Edit: After request, here comes the query in question:
SELECT *
FROM budget_expenses
JOIN budget_categories
ON budget_categories.BudgetAreaId = budget_expenses.BudgetAreaId
AND budget_categories.BudgetCategoryId = budget_expenses.BudgetCategoryId
LEFT JOIN budget_types
ON budget_types.BudgetAreaId = budget_expenses.BudgetAreaId
AND budget_types.BudgetCategoryId = budget_expenses.BudgetCategoryId
AND budget_types.BudgetTypeId = budget_expenses.BudgetTypeId
WHERE budget_expenses.BudgetId = 1
AND budget_expenses.ExpenseDate >= '2012-11-25'
AND budget_expenses.ExpenseDate <= '2012-12-24'
AND budget_expenses.BudgetAreaId = 2
ORDER BY budget_expenses.ExpenseDate DESC,
budget_expenses.ExpenseTime IS NULL ASC,
budget_expenses.ExpenseTime DESC
(BudgetAreaId, BudgetCategoryId) is the primary key in budget_categories and (BudgetAreaId, BudgetCategoryId, BudgetTypeId) is the primary key in budget_types. In budget_expenses these 3 keys are indexes and also ExpenseDate has an index. This query returns about 20 rows.
Show create table:
CREATE TABLE `budget_areas` (
`BudgetAreaId` int(11) NOT NULL,
`Name` varchar(255) DEFAULT NULL,
PRIMARY KEY (`BudgetAreaId`)
) ENGINE=InnoDB DEFAULT CHARSET=latin1
CREATE TABLE `budget_categories` (
`BudgetAreaId` int(11) NOT NULL,
`BudgetCategoryId` int(11) NOT NULL AUTO_INCREMENT,
`Name` varchar(255) DEFAULT NULL,
`SortOrder` int(11) DEFAULT NULL,
PRIMARY KEY (`BudgetAreaId`,`BudgetCategoryId`),
KEY `BudgetAreaId` (`BudgetAreaId`,`BudgetCategoryId`)

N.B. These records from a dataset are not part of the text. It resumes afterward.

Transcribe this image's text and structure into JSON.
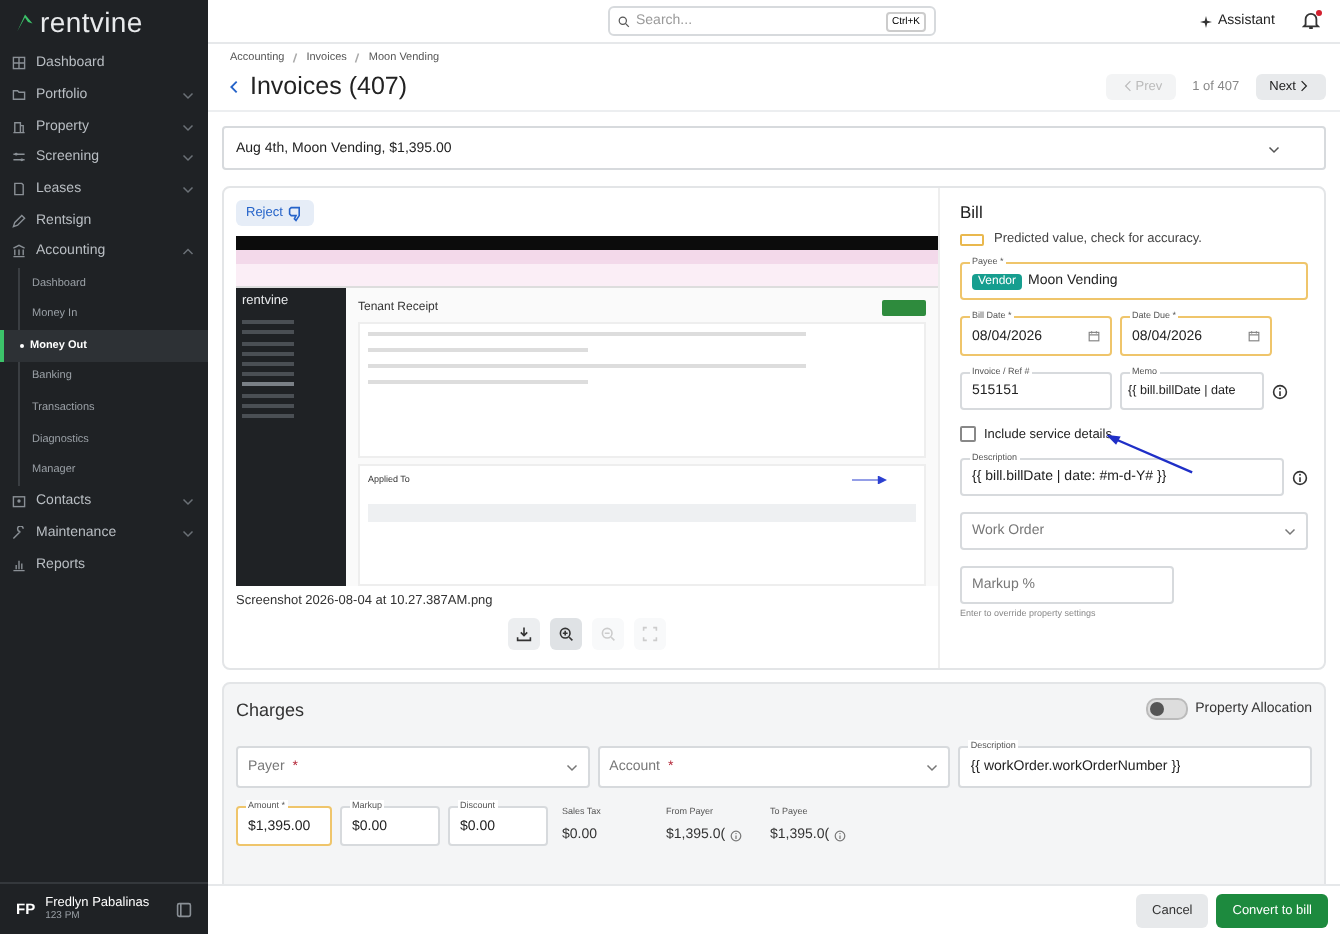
{
  "brand": {
    "name": "rentvine"
  },
  "sidebar": {
    "items": [
      {
        "label": "Dashboard",
        "kind": "link"
      },
      {
        "label": "Portfolio",
        "kind": "group",
        "expanded": false
      },
      {
        "label": "Property",
        "kind": "group",
        "expanded": false
      },
      {
        "label": "Screening",
        "kind": "group",
        "expanded": false
      },
      {
        "label": "Leases",
        "kind": "group",
        "expanded": false
      },
      {
        "label": "Rentsign",
        "kind": "link"
      },
      {
        "label": "Accounting",
        "kind": "group",
        "expanded": true,
        "children": [
          {
            "label": "Dashboard",
            "selected": false
          },
          {
            "label": "Money In",
            "selected": false
          },
          {
            "label": "Money Out",
            "selected": true
          },
          {
            "label": "Banking",
            "selected": false
          },
          {
            "label": "Transactions",
            "selected": false
          },
          {
            "label": "Diagnostics",
            "selected": false
          },
          {
            "label": "Manager",
            "selected": false
          }
        ]
      },
      {
        "label": "Contacts",
        "kind": "group",
        "expanded": false
      },
      {
        "label": "Maintenance",
        "kind": "group",
        "expanded": false
      },
      {
        "label": "Reports",
        "kind": "link"
      }
    ]
  },
  "user": {
    "initials": "FP",
    "name": "Fredlyn Pabalinas",
    "time": "123 PM"
  },
  "topbar": {
    "search_placeholder": "Search...",
    "shortcut": "Ctrl+K",
    "assistant": "Assistant",
    "notification": true
  },
  "breadcrumbs": [
    "Accounting",
    "Invoices",
    "Moon Vending"
  ],
  "page": {
    "title": "Invoices (407)",
    "prev": {
      "label": "Prev",
      "disabled": true
    },
    "counter": "1 of 407",
    "next": {
      "label": "Next",
      "disabled": false
    }
  },
  "invoice_select": {
    "value": "Aug 4th, Moon Vending, $1,395.00"
  },
  "attachment": {
    "reject": "Reject",
    "filename": "Screenshot 2026-08-04 at 10.27.387AM.png",
    "preview": {
      "logo": "rentvine",
      "title": "Tenant Receipt",
      "section": "Applied To"
    },
    "tools": [
      {
        "kind": "download",
        "disabled": false
      },
      {
        "kind": "zoom-in",
        "disabled": false
      },
      {
        "kind": "zoom-out",
        "disabled": true
      },
      {
        "kind": "fullscreen",
        "disabled": true
      }
    ]
  },
  "bill": {
    "title": "Bill",
    "legend": "Predicted value, check for accuracy.",
    "payee": {
      "label": "Payee *",
      "tag": "Vendor",
      "value": "Moon Vending",
      "predicted": true
    },
    "bill_date": {
      "label": "Bill Date *",
      "value": "08/04/2026",
      "predicted": true
    },
    "date_due": {
      "label": "Date Due *",
      "value": "08/04/2026",
      "predicted": true
    },
    "invoice_ref": {
      "label": "Invoice / Ref #",
      "value": "515151",
      "predicted": false
    },
    "memo": {
      "label": "Memo",
      "value": "{{ bill.billDate | date",
      "predicted": false
    },
    "include_service": {
      "label": "Include service details",
      "checked": false
    },
    "description": {
      "label": "Description",
      "value": "{{ bill.billDate | date: #m-d-Y# }}"
    },
    "work_order": {
      "placeholder": "Work Order"
    },
    "markup": {
      "placeholder": "Markup %",
      "hint": "Enter to override property settings"
    }
  },
  "charges": {
    "title": "Charges",
    "allocation": {
      "label": "Property Allocation",
      "on": false
    },
    "payer": {
      "placeholder": "Payer",
      "required_mark": "*"
    },
    "account": {
      "placeholder": "Account",
      "required_mark": "*"
    },
    "description": {
      "label": "Description",
      "value": "{{ workOrder.workOrderNumber }}"
    },
    "amount": {
      "label": "Amount *",
      "value": "$1,395.00",
      "predicted": true
    },
    "markup": {
      "label": "Markup",
      "value": "$0.00"
    },
    "discount": {
      "label": "Discount",
      "value": "$0.00"
    },
    "sales_tax": {
      "label": "Sales Tax",
      "value": "$0.00"
    },
    "from_payer": {
      "label": "From Payer",
      "value": "$1,395.0("
    },
    "to_payee": {
      "label": "To Payee",
      "value": "$1,395.0("
    }
  },
  "actions": {
    "cancel": "Cancel",
    "submit": "Convert to bill"
  }
}
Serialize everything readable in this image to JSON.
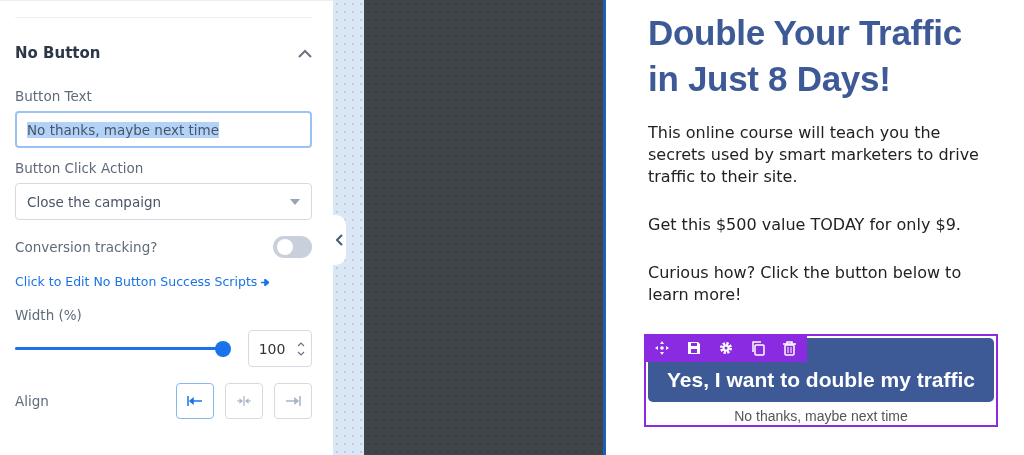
{
  "section": {
    "title": "No Button",
    "expanded": true
  },
  "button_text": {
    "label": "Button Text",
    "value": "No thanks, maybe next time",
    "selected_text": true
  },
  "click_action": {
    "label": "Button Click Action",
    "value": "Close the campaign"
  },
  "conversion_tracking": {
    "label": "Conversion tracking?",
    "on": false
  },
  "scripts_link": "Click to Edit No Button Success Scripts",
  "width": {
    "label": "Width (%)",
    "level": 1,
    "value": "100"
  },
  "align": {
    "label": "Align",
    "options": [
      {
        "kind": "left",
        "selected": true
      },
      {
        "kind": "center",
        "selected": false
      },
      {
        "kind": "right",
        "selected": false
      }
    ]
  },
  "preview": {
    "headline": "Double Your Traffic in Just 8 Days!",
    "paragraphs": [
      "This online course will teach you the secrets used by smart marketers to drive traffic to their site.",
      "Get this $500 value TODAY for only $9.",
      "Curious how? Click the button below to learn more!"
    ],
    "yes_button": "Yes, I want to double my traffic",
    "no_button": "No thanks, maybe next time"
  }
}
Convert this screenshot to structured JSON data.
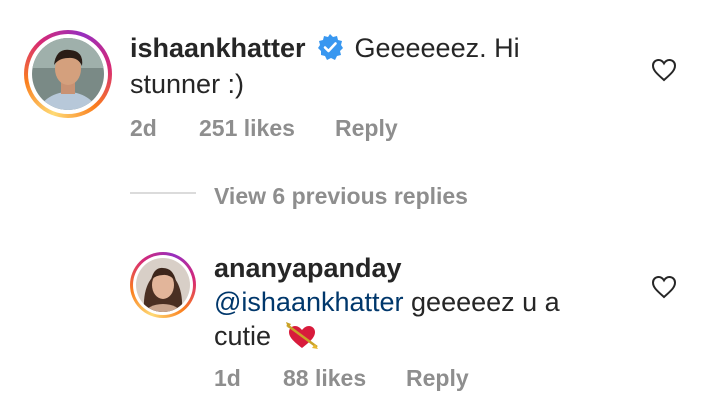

) ENGINE=MyISAM DEFAULT CHARSET=latin1
CREATE TABLE `budget_types` (
`BudgetAreaId` int(11) NOT NULL,
`BudgetCategoryId` int(11) NOT NULL,
`BudgetTypeId` int(11) NOT NULL,
`Name` varchar(255) DEFAULT NULL,
`SortId` int(11) DEFAULT NULL,
PRIMARY KEY (`BudgetAreaId`,`BudgetCategoryId`,`BudgetTypeId`),
KEY `BudgetAreaId` (`BudgetAreaId`,`BudgetCategoryId`,`BudgetTypeId`)
) ENGINE=InnoDB DEFAULT CHARSET=latin1
CREATE TABLE `budget_expenses` (
`ExpenseId` int(11) NOT NULL AUTO_INCREMENT,
`BudgetId` int(11) NOT NULL,
`TempId` int(11) DEFAULT NULL,
`BudgetAreaId` int(11) DEFAULT NULL,
`BudgetCategoryId` int(11) DEFAULT NULL,
`BudgetTypeId` int(11) DEFAULT NULL,
`Company` varchar(255) DEFAULT NULL,
`ImportCompany` varchar(255) DEFAULT NULL,
`Sum` double(50,2) DEFAULT NULL,
`ExpenseDate` date DEFAULT NULL,
`ExpenseTime` time DEFAULT NULL,
`Inserted` datetime DEFAULT NULL,
`Changed` datetime DEFAULT NULL,
`InsertType` int(1) DEFAULT NULL,
`AccountId` int(11) DEFAULT NULL,
`BankCardId` int(11) DEFAULT NULL,
PRIMARY KEY (`ExpenseId`),
KEY `BudgetId` (`BudgetId`),
KEY `AccountId` (`AccountId`),
KEY `Company` (`Company`) USING BTREE,
KEY `ExpenseDate` (`ExpenseDate`),
KEY `BudgetAreaId` (`BudgetAreaId`),
KEY `BudgetCategoryId` (`BudgetCategoryId`),
KEY `BudgetTypeId` (`BudgetTypeId`),
CONSTRAINT `budget_expenses_ibfk_1` FOREIGN KEY (`BudgetId`) REFERENCES `budgets` (`BudgetId`)
) ENGINE=InnoDB AUTO_INCREMENT=3604462 DEFAULT CHARSET=latin1
After I copy pasted this I changed from MyIsam to Innodb on the budget_categories table.
Edit: The change from myisam to innodb didn't make any difference. The query is now very slow, just 12 hours after i optimized the budget_expenses table!
Here is the explain for the query which now takes about 9 seconds:
http://jsfiddle.net/dmVPY/1/
Ahhh MyISAM....
Try changing the table type (aka 'storage engine') to InnoDB instead.
If you do this, make sure innodb_buffer_pool_size in your my.cnf is a sensible value - the default is too small.